Christopher is a 15 year old boy who loves nature shows, his math formulas and his pet rat Toby (BLAAARGH get it off me). Readers may look at this book as an insight to the spectrum, as what the world looks like when you live with Aspergers. But, like the writer, I don’t think that’s what the book is for, I don’t think the writer intended his book to be the shining light on Aspergers. He, like all of us, is not an expert on the spectrum and he doesn’t claim to be.
In fact, I think this book is about the rest of the world. If we could simplify the world, Christopher would be the spectrum, his parents would be all parents of the spectrum, Siobhan (his teacher) would be the wider community, Ms Alexander (the neighbour) would be the kind stranger, Mrs Spears would be the conservative trying to understand, Mr Spears would be the ones that don’t want to understand.
This is not an Aspergers or Autism handbook. In fact the ‘traits’ presented by Christopher are very stereotypical. His behaviour was a tool used to facilitate the different viewpoint from which it is written. When, or if, you read this book look at it as the beautiful story that it is; it’s just a boy living his day-to-day life, taking his A-levels, caring for his surroundings, daring the impossible, being scared of the familiar, and forgiveness.
This story captures the innocence of childhood that is lost in the world we live in today. The passion for being truthful and the risks we refuse to take for fear of being uncomfortable. Christopher – the community – can teach us so much. He is uncompromising in his pursuit for peace and enjoyment, unhindered by public opinion, fearless in speaking the truth just like our spectrum community; just like my Christo.
Our kids are an example to live by because they just live – they don’t live up to, live for, or live by. They just live.
When I was reading the book I connected to Christopher immediately. He says in the first couple of pages that this isn’t a funny story, yet I found myself giggling on the train because he reminded me of Christo, because there were so many little things that I can imagine Christo telling me if he could. It was like reading an inside joke. Every time Christopher rationalised, I laughed at myself for not seeing things so clearly before.

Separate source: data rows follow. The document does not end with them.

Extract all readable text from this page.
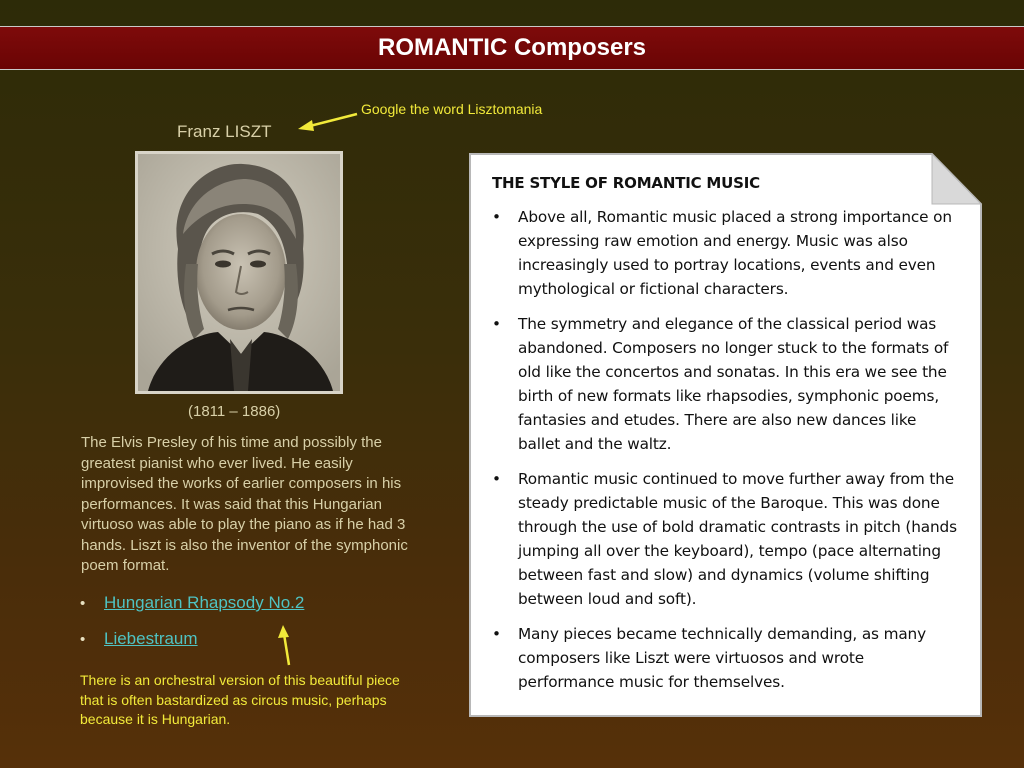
ROMANTIC Composers
Google the word Lisztomania
Franz LISZT
(1811 – 1886)
The Elvis Presley of his time and possibly the greatest pianist who ever lived. He easily improvised the works of earlier composers in his performances. It was said that this Hungarian virtuoso was able to play the piano as if he had 3 hands. Liszt is also the inventor of the symphonic poem format.
•	Hungarian Rhapsody No.2
•	Liebestraum
There is an orchestral version of this beautiful piece that is often bastardized as circus music, perhaps because it is Hungarian.

THE STYLE OF ROMANTIC MUSIC

• Above all, Romantic music placed a strong importance on expressing raw emotion and energy. Music was also increasingly used to portray locations, events and even mythological or fictional characters.
• The symmetry and elegance of the classical period was abandoned. Composers no longer stuck to the formats of old like the concertos and sonatas. In this era we see the birth of new formats like rhapsodies, symphonic poems, fantasies and etudes. There are also new dances like ballet and the waltz.
• Romantic music continued to move further away from the steady predictable music of the Baroque. This was done through the use of bold dramatic contrasts in pitch (hands jumping all over the keyboard), tempo (pace alternating between fast and slow) and dynamics (volume shifting between loud and soft).
• Many pieces became technically demanding, as many composers like Liszt were virtuosos and wrote performance music for themselves.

This book is about acceptance, strength, curiosity and most of all perspective. This character, who has been put in the Asperger box, will break free and defy all your preconceived notions. Christopher will make you laugh, care, fear. He will teach you about formulas and he will keep you on your feet.
I read this book on the train from Edinburgh to London (5hrs) and the only bad thing about it was that it ended.
If you’ve ever thought that something is impossible, that people cannot break barriers, habits, ideas, this book will prove you wrong.